ADNOC Refining, which was created in 1999 as a separate entity, is engaged in crude oil and condensate refining, and supply of petroleum products. The Abu Dhabi-based refining company operates the Ruwais East and Ruwais West refineries in Ruwais and also the Abu Dhabi Refinery.
ADNOC will retain the remaining stake of 65% in the refining company, which has a total refining capacity of 922,000 barrels per day.
Eni will buy the 20% stake in the refining business for about $3.3bn while OMV will acquire its stake for about $2.5bn.
Eni CEO Claudio Descalzi said: “This transaction, which allows us to enter the United Arab Emirates’ downstream sector and represents a 35% increase in Eni’s global refining capacity, is in line with our announced strategy to make Eni’’s overall portfolio more geographically diversified, more balanced along the value chain, more efficient and more resilient to cope with market volatility.”
The two transactions give an enterprise value of $19.3bn to ADNOC Refining, which has a workforce of around 4,700 people.
In addition to the transactions, the three partners will also set up a trading joint venture with similar stakes as they would own in the refining business.
ADNOC said that the partnerships with the Italian and Austrian firms will help in growing refining and petrochemical operations at the Ruwais refinery and in capturing greater downstream global market share.
OMV downstream board member Manfred Leitner said: “This partnership is a strategic cornerstone for OMV Downstream. With a share in ADNOC Refining, including the world-class, refinery complex in Ruwais, Abu Dhabi becomes our first core position outside of Europe, at the doorstep of global growth markets in Asia.

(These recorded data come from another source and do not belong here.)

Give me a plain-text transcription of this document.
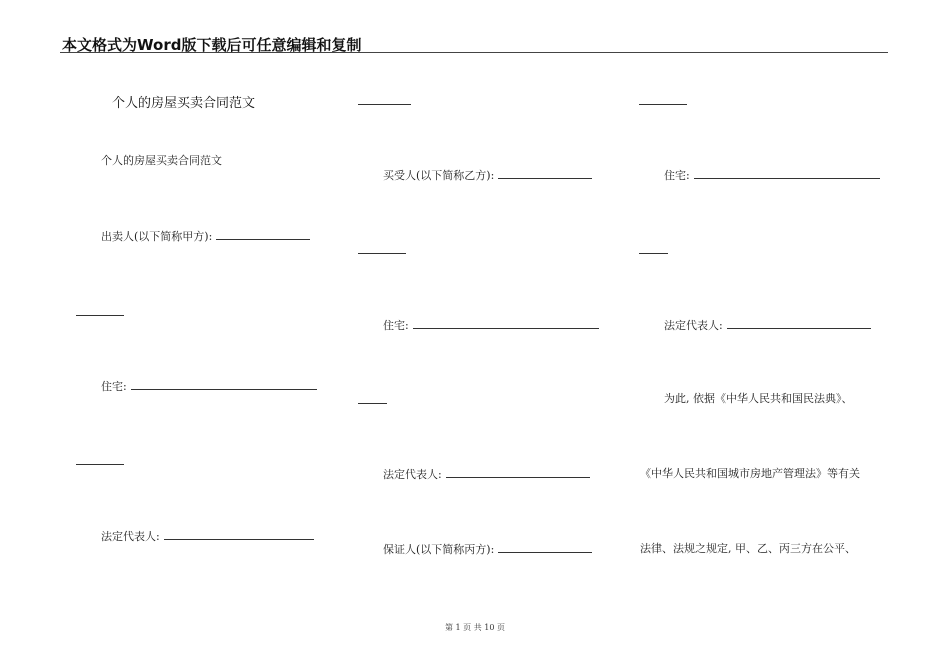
本文格式为Word版下载后可任意编辑和复制
个人的房屋买卖合同范文
个人的房屋买卖合同范文
出卖人(以下简称甲方):
住宅:
法定代表人:
买受人(以下简称乙方):
住宅:
法定代表人:
保证人(以下简称丙方):
住宅:
法定代表人:
为此, 依据《中华人民共和国民法典》、
《中华人民共和国城市房地产管理法》等有关
法律、法规之规定, 甲、乙、丙三方在公平、
第 1 页 共 10 页
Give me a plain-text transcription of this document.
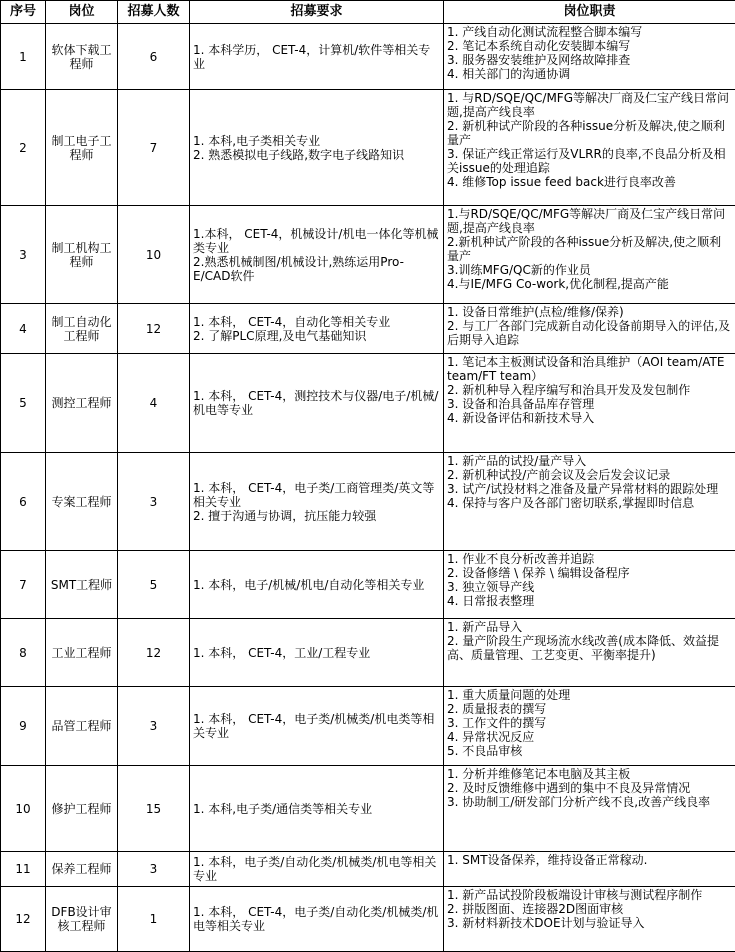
序号	岗位	招募人数	招募要求	岗位职责
1	软体下载工程师	6	1. 本科学历， CET-4，计算机/软件等相关专业	1. 产线自动化测试流程整合脚本编写
2. 笔记本系统自动化安装脚本编写
3. 服务器安装维护及网络故障排查
4. 相关部门的沟通协调

2	制工电子工程师	7	1. 本科,电子类相关专业
2. 熟悉模拟电子线路,数字电子线路知识	1. 与RD/SQE/QC/MFG等解决厂商及仁宝产线日常问题,提高产线良率
2. 新机种试产阶段的各种issue分析及解决,使之顺利量产
3. 保证产线正常运行及VLRR的良率,不良品分析及相关issue的处理追踪
4. 维修Top issue feed back进行良率改善

3	制工机构工程师	10	1.本科， CET-4，机械设计/机电一体化等机械类专业
2.熟悉机械制图/机械设计,熟练运用Pro-E/CAD软件	1.与RD/SQE/QC/MFG等解决厂商及仁宝产线日常问题,提高产线良率
2.新机种试产阶段的各种issue分析及解决,使之顺利量产
3.训练MFG/QC新的作业员
4.与IE/MFG Co-work,优化制程,提高产能

4	制工自动化工程师	12	1. 本科， CET-4，自动化等相关专业
2. 了解PLC原理,及电气基础知识	1. 设备日常维护(点检/维修/保养)
2. 与工厂各部门完成新自动化设备前期导入的评估,及后期导入追踪

5	测控工程师	4	1. 本科， CET-4，测控技术与仪器/电子/机械/机电等专业	1. 笔记本主板测试设备和治具维护（AOI team/ATE team/FT team）
2. 新机种导入程序编写和治具开发及发包制作
3. 设备和治具备品库存管理
4. 新设备评估和新技术导入

6	专案工程师	3	1. 本科， CET-4，电子类/工商管理类/英文等相关专业
2. 擅于沟通与协调，抗压能力较强	1. 新产品的试投/量产导入
2. 新机种试投/产前会议及会后发会议记录
3. 试产/试投材料之准备及量产异常材料的跟踪处理
4. 保持与客户及各部门密切联系,掌握即时信息

7	SMT工程师	5	1. 本科，电子/机械/机电/自动化等相关专业	1. 作业不良分析改善并追踪
2. 设备修缮 \ 保养 \ 编辑设备程序
3. 独立领导产线
4. 日常报表整理

8	工业工程师	12	1. 本科， CET-4，工业/工程专业	1. 新产品导入
2. 量产阶段生产现场流水线改善(成本降低、效益提高、质量管理、工艺变更、平衡率提升)

9	品管工程师	3	1. 本科， CET-4，电子类/机械类/机电类等相关专业	1. 重大质量问题的处理
2. 质量报表的撰写
3. 工作文件的撰写
4. 异常状况反应
5. 不良品审核

10	修护工程师	15	1. 本科,电子类/通信类等相关专业	1. 分析并维修笔记本电脑及其主板
2. 及时反馈维修中遇到的集中不良及异常情况
3. 协助制工/研发部门分析产线不良,改善产线良率

11	保养工程师	3	1. 本科，电子类/自动化类/机械类/机电等相关专业	1. SMT设备保养，维持设备正常稼动.

12	DFB设计审核工程师	1	1. 本科， CET-4，电子类/自动化类/机械类/机电等相关专业	1. 新产品试投阶段板端设计审核与测试程序制作
2. 拼版图面、连接器2D图面审核
3. 新材料新技术DOE计划与验证导入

“Upon closing, we immediately grow our refining capacity by 40% and our olefin capacity by 10%.”
Subject to customary closing conditions and receipt of regulatory approvals, the transactions are expected to be completed in the third quarter of 2019.
In February 2018, ADNOC announced an investment of $3.1bn to upgrade the Ruwais oil refinery. Under the refinery upgrade project, dubbed Crude Flexibility Project (CFP), ADNOC plans to add crude processing flexibility and free up more Murban grade crude.